Les entrepreneurs recouvrent différentes situations, selon qu’on parle de grandes ou de petites entreprises ; d’un petit agriculteur ou d’un gros exploitant agricole. Et les entreprises n’ont pas forcément licencié massivement, elles ont simplement réduit leurs marges. Pour un entrepreneur, cela revient à réduire son revenu, puisqu’il doit bien continuer de payer ses salariés.

Au final, quels sont les actifs Français dont on peut supposer qu'ils ont le plus souffert d'une baisse de revenus ? Des profils types se dégagent-ils ?

Philippe Crevel : Les chefs d’entreprise et les cadres supérieurs sont depuis six ans confrontés à une baisse ou à une stagnation de leurs revenus. Néanmoins, la crise impacte fortement les salariés modestes en temps partiel, en intérim ou en contrat à durée déterminée. Il faut souligner que les salaires français sont faibles à l’échelle européenne. Ainsi, le salaire annuel moyen brut était, en France, de 34 850 euros, en 2011, contre 56 500 euros au Danemark, 47 000 euros en Irlande, 46 000 euros aux Pays-Bas ou 42 000 en Allemagne.

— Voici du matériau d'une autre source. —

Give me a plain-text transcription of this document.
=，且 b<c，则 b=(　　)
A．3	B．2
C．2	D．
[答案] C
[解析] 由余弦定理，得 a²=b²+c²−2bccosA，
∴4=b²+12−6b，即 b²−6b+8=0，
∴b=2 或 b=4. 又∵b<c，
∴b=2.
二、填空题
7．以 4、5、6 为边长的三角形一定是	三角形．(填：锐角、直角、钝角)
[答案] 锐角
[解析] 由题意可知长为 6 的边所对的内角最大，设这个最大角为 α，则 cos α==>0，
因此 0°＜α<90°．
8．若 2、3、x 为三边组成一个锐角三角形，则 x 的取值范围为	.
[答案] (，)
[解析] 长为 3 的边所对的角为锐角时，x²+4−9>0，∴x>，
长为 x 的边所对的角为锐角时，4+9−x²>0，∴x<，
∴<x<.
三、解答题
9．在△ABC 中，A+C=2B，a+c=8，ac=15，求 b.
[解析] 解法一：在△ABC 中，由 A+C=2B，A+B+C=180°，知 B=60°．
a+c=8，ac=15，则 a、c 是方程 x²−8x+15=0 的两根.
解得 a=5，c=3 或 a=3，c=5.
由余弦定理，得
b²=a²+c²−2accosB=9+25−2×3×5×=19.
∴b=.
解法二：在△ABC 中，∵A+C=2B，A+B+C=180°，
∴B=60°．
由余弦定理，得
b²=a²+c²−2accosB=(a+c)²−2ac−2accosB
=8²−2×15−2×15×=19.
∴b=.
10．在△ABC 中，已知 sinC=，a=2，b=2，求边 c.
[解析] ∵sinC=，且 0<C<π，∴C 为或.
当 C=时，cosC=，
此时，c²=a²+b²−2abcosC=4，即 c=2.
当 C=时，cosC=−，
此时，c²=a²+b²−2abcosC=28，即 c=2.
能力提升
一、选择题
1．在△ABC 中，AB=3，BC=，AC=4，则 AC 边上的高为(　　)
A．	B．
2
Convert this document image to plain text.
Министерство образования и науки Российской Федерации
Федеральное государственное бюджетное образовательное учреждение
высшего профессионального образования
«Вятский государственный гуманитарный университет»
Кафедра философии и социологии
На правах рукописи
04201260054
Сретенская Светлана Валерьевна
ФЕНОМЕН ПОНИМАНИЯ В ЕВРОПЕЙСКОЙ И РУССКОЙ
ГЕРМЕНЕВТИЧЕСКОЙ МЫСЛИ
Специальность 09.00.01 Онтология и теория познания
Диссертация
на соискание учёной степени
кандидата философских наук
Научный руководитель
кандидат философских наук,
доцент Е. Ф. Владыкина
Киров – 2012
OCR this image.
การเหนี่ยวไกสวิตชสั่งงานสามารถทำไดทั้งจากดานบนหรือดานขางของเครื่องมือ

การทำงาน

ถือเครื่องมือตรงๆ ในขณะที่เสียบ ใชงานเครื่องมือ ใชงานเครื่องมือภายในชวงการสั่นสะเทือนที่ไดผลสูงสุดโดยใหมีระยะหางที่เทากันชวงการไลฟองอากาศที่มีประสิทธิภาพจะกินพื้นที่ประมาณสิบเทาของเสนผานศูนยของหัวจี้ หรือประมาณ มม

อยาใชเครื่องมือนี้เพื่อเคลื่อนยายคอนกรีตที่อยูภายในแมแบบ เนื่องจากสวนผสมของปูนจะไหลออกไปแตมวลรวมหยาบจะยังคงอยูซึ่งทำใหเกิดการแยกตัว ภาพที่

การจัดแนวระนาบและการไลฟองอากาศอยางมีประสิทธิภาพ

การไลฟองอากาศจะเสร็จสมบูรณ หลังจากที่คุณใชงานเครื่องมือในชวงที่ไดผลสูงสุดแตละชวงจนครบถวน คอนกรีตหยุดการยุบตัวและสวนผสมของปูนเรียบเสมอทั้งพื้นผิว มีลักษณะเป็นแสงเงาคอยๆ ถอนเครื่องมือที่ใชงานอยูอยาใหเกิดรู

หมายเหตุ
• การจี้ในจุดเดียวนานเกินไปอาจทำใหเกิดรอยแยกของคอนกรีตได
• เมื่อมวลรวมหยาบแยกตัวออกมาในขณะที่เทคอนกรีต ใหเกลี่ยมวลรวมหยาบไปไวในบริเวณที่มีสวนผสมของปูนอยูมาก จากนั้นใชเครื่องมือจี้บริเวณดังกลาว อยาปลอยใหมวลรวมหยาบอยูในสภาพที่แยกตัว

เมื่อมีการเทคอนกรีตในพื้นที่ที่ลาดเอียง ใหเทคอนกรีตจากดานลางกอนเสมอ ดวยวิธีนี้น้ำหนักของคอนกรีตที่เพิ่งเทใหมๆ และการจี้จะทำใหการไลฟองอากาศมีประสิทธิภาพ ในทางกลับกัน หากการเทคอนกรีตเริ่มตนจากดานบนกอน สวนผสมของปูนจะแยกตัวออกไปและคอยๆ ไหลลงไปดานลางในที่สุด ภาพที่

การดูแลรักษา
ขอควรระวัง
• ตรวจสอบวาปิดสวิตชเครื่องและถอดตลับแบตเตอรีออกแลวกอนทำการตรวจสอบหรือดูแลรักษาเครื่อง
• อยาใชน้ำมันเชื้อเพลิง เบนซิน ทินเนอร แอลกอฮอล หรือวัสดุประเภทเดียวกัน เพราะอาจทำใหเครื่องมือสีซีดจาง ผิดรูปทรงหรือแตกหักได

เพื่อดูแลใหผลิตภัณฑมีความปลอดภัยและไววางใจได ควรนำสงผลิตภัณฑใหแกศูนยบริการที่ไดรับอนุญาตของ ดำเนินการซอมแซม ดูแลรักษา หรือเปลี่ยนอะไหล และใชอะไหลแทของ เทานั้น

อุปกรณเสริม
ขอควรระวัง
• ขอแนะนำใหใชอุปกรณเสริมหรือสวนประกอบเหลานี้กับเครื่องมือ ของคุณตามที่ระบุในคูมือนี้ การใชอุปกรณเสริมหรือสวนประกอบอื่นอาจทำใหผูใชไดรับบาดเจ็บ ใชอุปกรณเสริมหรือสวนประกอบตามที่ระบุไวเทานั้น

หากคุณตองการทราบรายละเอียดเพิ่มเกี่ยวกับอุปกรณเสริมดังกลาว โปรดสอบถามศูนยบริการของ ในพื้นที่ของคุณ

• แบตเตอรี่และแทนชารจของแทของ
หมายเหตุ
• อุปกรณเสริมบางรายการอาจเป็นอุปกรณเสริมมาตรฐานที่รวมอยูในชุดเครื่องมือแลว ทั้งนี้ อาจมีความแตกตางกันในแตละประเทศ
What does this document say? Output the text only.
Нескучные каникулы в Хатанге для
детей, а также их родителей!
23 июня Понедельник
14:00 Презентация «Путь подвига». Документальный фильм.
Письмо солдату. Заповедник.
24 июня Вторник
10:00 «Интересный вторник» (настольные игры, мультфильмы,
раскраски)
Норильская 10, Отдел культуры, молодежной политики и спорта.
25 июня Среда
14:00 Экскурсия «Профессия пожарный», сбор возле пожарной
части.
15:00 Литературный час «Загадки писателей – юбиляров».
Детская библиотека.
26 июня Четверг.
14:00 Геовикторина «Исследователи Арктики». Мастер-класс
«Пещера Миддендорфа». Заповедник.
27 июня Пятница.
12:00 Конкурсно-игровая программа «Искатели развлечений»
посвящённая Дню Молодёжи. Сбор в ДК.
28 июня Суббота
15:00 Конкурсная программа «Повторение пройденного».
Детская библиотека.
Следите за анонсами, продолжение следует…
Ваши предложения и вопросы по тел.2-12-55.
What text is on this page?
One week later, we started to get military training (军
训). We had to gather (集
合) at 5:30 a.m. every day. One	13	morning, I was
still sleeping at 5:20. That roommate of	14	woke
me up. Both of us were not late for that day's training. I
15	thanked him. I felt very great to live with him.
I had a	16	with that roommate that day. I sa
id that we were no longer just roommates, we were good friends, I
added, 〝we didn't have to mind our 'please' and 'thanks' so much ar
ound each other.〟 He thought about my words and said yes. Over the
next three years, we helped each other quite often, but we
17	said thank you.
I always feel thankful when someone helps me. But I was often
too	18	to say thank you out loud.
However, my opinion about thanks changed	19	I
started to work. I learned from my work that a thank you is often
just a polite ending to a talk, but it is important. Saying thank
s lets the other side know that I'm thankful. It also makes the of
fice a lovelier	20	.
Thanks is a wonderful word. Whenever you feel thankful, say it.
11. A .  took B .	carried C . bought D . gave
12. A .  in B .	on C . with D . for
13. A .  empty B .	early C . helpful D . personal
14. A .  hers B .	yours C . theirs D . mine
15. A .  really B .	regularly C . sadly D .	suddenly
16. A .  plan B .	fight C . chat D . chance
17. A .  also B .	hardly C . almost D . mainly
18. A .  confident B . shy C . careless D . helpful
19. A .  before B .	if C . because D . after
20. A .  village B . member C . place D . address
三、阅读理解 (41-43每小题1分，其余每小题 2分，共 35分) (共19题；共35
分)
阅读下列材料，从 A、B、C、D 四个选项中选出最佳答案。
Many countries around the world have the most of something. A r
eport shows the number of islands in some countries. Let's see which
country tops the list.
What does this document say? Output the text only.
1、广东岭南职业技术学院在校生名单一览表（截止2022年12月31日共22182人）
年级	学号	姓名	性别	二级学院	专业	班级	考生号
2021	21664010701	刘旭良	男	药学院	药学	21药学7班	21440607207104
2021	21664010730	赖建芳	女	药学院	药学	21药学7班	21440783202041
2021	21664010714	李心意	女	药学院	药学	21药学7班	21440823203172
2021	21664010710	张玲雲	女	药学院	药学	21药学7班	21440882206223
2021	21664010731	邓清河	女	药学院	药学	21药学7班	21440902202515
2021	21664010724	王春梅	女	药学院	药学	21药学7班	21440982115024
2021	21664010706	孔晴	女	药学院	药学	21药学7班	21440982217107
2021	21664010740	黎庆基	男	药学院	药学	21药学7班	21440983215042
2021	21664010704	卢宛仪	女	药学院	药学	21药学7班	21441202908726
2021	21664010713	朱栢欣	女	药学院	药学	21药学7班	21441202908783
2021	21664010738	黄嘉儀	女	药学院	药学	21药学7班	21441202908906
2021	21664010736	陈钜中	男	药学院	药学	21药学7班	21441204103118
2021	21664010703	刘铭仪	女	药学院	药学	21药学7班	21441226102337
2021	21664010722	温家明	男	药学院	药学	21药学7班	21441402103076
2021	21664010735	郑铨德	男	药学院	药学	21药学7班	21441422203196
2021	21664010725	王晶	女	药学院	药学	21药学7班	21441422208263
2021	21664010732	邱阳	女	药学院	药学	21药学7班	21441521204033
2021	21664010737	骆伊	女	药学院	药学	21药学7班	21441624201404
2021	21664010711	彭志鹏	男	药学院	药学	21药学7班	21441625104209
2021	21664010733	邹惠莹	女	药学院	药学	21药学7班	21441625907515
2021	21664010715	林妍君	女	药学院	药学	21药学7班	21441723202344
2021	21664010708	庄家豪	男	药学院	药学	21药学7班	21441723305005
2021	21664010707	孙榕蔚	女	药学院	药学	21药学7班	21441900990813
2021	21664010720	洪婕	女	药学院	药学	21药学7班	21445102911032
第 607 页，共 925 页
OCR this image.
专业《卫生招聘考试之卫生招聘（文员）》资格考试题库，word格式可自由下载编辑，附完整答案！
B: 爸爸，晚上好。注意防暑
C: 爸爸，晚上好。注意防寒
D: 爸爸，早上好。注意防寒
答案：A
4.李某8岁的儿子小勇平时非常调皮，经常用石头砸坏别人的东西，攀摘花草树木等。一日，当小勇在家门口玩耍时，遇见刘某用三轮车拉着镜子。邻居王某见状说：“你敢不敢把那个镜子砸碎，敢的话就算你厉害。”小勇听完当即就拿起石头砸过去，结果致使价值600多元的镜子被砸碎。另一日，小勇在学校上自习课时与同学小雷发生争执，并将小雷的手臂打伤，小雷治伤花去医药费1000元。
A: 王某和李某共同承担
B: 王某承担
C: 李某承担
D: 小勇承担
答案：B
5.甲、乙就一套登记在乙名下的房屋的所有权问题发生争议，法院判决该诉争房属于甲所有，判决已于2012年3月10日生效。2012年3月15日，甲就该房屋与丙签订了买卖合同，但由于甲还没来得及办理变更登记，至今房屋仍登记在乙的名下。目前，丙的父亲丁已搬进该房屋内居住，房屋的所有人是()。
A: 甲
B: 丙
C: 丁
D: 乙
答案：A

Se situe derrière nous l’Espagne, avec 27 600 euros.

Vincent Touzé : Les employés ont beaucoup souffert, et les ouvriers se trouvent dans une situation intermédiaire. Les indépendants, eux, sont assez disparates, mais on se doute que les faillites personnelles sont fatales, car ils passent sans transition d’un revenu, à rien du tout. Les salariés précaires ont tout de même des revenus compensatoires s’ils perdent leur emploi, ce que n’a pas l’artisan. S’ils se retrouvent au chômage, cela baisse leur salaire, s’ils obtiennent un nouvel emploi, celui-ci est moins bien rémunéré, ce qui baisse leur pouvoir d’achat ; s’ils sont au chômage, leurs revenus baissent forcément, et s’ils se retrouvent au chômage de longue durée, ils touchent les minima sociaux… Un travailleur précaire peut aussi enchaîner contrat sur contrat. Sans compter que rien n’oblige le privé à indexer ses salaires sur l’inflation.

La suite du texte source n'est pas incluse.